Word length affects paragraph formatting

Web browsers normally don’t divide words into lines. This means that the when the width is small, the visual appearance can be rather poor in languages that use long words.

This is particularly relevant if the text is justified on both sides. Consider the following examples, a short text three languages, when formatted in a 8.5em wide column, justified. For English, the spacing between words is not quite nice in all cases; for German or Finnish it is often outright maddening.

Littering a dark and dreary road lay the past relics of browser-specific tags, incompatible DOMs, and broken CSS support.

Wir blicken zurück auf den dunklen Weg vergangener Relikte wie browserspezifischen Tags, inkompatiblen DOMs und einer brüchigen CSS Unterstützung.

Pimeän ja kolkon tien varrella lojuu roskia – selainriippuvien tägien, yhteensopimattomien DOMien ja rikkinäisen CSS-tuen jäännöksiä.

Text in images means a lot of work

It has been common on the Web to include text in image format, so that it's exact appearance can be specified. Sometimes even background images are used to present textual information.

In multilingual authoring, such approaches mean that images need to be generated for each and every version. And the process must be repeated after each modification of the text.

CSS currently has fairly good tools for specifying the visual appearance of texts, and this would save a lot of work as compared to using images. The tools are probably not satisfactory for logos and other texts for which a particular visual form is essential, but this is not a serious problem since such texts are typically proper names or abbreviations that usually remain invariant in translations, at least in logo-like usage.

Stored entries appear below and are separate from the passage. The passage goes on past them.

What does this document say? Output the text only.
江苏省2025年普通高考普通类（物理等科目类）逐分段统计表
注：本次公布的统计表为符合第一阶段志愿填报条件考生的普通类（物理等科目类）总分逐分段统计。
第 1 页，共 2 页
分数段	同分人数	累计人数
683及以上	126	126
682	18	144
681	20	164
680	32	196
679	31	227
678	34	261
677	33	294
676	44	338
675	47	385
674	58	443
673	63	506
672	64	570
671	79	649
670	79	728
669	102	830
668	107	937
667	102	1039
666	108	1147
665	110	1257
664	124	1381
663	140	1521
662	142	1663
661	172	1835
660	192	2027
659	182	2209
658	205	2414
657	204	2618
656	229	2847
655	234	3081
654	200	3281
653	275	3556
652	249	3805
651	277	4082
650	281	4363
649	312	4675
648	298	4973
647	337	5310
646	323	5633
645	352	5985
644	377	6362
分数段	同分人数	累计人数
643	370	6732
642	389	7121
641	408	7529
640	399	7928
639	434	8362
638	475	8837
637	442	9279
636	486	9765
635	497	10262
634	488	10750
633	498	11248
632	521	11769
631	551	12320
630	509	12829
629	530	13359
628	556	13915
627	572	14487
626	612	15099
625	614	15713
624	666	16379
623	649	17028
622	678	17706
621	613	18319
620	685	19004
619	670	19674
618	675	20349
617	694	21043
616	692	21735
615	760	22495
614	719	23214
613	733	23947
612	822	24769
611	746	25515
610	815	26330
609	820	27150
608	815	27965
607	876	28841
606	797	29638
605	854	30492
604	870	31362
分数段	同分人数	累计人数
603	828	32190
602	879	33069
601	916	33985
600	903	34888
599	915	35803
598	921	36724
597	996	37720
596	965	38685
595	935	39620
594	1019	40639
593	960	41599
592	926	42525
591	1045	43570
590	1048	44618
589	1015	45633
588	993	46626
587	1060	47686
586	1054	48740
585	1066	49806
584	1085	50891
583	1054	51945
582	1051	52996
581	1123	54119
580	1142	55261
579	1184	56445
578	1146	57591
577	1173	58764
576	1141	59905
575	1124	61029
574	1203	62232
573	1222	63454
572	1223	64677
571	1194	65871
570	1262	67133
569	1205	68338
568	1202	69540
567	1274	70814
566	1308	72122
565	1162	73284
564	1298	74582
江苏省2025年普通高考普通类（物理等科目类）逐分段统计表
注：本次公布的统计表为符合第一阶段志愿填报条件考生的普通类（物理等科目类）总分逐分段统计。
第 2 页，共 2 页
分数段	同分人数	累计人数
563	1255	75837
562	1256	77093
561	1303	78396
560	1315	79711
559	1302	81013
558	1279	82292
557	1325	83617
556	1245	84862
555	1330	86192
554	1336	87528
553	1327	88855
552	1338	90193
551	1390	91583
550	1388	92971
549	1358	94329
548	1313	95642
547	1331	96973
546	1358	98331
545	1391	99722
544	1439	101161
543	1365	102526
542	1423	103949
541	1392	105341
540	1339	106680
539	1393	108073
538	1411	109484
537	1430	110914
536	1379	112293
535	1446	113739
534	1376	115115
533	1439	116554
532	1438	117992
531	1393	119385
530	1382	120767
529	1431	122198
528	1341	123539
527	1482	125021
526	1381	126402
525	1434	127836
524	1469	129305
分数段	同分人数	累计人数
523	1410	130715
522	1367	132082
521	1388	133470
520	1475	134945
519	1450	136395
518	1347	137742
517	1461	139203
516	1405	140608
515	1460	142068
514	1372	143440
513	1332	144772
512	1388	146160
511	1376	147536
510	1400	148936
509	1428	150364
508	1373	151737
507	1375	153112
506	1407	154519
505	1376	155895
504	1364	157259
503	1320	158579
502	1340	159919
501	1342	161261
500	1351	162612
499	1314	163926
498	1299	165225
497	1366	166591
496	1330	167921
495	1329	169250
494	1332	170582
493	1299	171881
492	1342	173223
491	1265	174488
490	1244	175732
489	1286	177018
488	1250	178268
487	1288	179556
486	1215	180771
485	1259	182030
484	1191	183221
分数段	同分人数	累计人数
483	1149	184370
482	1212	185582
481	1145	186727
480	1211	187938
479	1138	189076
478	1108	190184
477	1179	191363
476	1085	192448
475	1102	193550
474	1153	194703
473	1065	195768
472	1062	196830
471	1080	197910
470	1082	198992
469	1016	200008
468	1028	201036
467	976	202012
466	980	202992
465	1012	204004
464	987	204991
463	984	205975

When an image contains texts, like a map contains names of places, we could sometimes use one base image without the texts and have the texts as textual content, to be positioned over the image. This takes some work, but once done, the translations can be prepared by translating just the texts. The following demo illustrates this. It has the same treasure map in two languages, using the same image and the same markup, just with texts replaced in the HTML file.

[Treasure map]
The map has the following targets indicated in a manner that works on CSS enabled browsers only:
Safe entry
Dangerous reef
Karttaan on merkitty seuraavat kohteet tavalla, joka toimii vain CSS:ää tukevissa selaimissa:
Vaarallinen riutta

Stay tuned to cultural differences

Language and culture are not the same thing, but translations typically need to be written for people who live in a particular cultural environment. This may involve differences in views on the meanings of symbols and colors and other presentational features. There’s a review of some of the differences in the CEN Workshop Agreement European Culturally Specific ICT Requirements (CWA 14094; in PDF format).

This document is largely based on the author’s reflections while preparing the Finnish translation of the text of css Zen Garden, namely css Zen Garden: CSS-muotoilun kauneutta.